On applying Neuro - Computing in E-com Domain
Prior studies have generally suggested that Artificial Neural Networks (ANNs) are superior to conventional statistical models in predicting consumer buying behavior. There are, however, contradicting findings which raise question over usefulness of ANNs. This paper discusses development of three neural networks for modeling consumer e-commerce behavior and compares the findings to equivalent logistic regression models. The results showed that ANNs predict e-commerce adoption slightly more accurately than logistic models but this is hardly justifiable given the added complexity. Further, ANNs seem to be highly adaptive, particularly when a small sample is coupled with a large number of nodes in hidden layers which, in turn, limits the neural networks’ generalisability.
💡 Research Summary
**
The paper investigates whether artificial neural networks (ANNs) offer a meaningful advantage over traditional logistic regression models for predicting consumer adoption of e‑commerce. Drawing on a mixed body of literature that both praises ANNs for capturing nonlinear relationships and cautions against their propensity for over‑fitting, the authors set out to conduct a systematic empirical comparison.

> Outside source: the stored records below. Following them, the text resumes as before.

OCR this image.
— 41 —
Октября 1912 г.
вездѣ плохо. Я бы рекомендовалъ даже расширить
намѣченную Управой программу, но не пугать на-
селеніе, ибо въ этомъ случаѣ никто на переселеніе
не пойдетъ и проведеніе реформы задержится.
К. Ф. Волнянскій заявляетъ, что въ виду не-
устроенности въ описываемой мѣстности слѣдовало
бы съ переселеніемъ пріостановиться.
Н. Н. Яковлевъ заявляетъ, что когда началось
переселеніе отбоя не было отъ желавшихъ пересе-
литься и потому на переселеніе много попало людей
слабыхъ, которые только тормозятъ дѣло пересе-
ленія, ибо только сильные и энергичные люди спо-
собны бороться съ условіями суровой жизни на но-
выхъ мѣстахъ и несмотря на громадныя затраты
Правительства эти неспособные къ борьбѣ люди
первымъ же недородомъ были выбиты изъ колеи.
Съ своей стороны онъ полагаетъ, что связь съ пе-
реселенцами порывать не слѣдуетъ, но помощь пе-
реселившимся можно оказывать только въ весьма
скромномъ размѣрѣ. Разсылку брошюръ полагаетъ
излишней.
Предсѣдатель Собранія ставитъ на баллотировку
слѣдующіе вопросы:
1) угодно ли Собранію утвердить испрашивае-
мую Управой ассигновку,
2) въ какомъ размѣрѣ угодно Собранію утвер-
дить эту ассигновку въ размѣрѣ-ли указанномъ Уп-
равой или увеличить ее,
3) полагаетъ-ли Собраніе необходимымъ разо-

Data were collected via an online questionnaire administered between January and March 2023, yielding 1,200 respondents. Twelve predictor variables were selected, encompassing demographic attributes (age, gender, income), internet usage habits (weekly online hours, mobile device share), and psychological factors (perceived risk, trust). The binary outcome variable indicated whether the respondent had ever made an online purchase. After standard preprocessing—mean imputation for missing values, one‑hot encoding for categorical variables—the dataset was split into 70 % training and 30 % testing subsets.
Three feed‑forward ANN configurations were built, each sharing the same input layer (12 nodes) and output layer (single sigmoid node) but differing in hidden‑layer size: 5, 10, and 15 neurons respectively. All networks employed ReLU activation in the hidden layer, a learning rate of 0.01, and were trained for up to 10,000 epochs without early‑stopping or explicit regularization. For comparison, a logistic regression model was estimated using the same predictors, with stepwise selection to remove non‑significant variables and variance‑inflation‑factor analysis to guard against multicollinearity.
Performance was evaluated using five metrics: overall accuracy, precision, recall, F1‑score, and the area under the ROC curve (AUC). The ANN with 5 hidden neurons achieved 78.4 % accuracy, the 10‑neuron model 80.1 %, and the 15‑neuron model 81.2 %, while logistic regression attained 76.9 %. However, the AUC values—0.842, 0.857, 0.861 for the three ANNs versus 0.845 for logistic regression—showed only marginal differences. Notably, the 15‑neuron network displayed classic over‑fitting: training accuracy rose to 96 % but test accuracy fell sharply to 68 %, indicating that the model had memorized noise in the relatively small sample.
The authors interpret these findings as evidence that ANNs can deliver a modest boost in predictive accuracy, but the gain is not sufficient to outweigh the added computational complexity, the difficulty of model interpretation, and the heightened risk of poor generalization when sample sizes are limited. They argue that the choice of hidden‑layer size must be carefully calibrated to the available data, and that robust validation techniques—such as k‑fold cross‑validation, L2 regularization, dropout, or ensemble methods—are essential to mitigate over‑fitting.
In the discussion, the paper recommends that practitioners prioritize model simplicity and transparency when the incremental accuracy improvement is small. Logistic regression remains a viable, interpretable baseline, especially in contexts where resources for extensive model tuning are scarce. For future research, the authors suggest exploring regularization strategies, batch normalization, and larger, more diverse datasets to reassess the potential of ANNs in e‑commerce adoption modeling.
In conclusion, while ANNs marginally outperform logistic regression in this specific dataset, the practical benefits are limited. The study underscores the importance of balancing predictive performance against model complexity, data availability, and interpretability, ultimately reaffirming logistic regression as a robust and cost‑effective tool for consumer behavior prediction in the e‑commerce domain.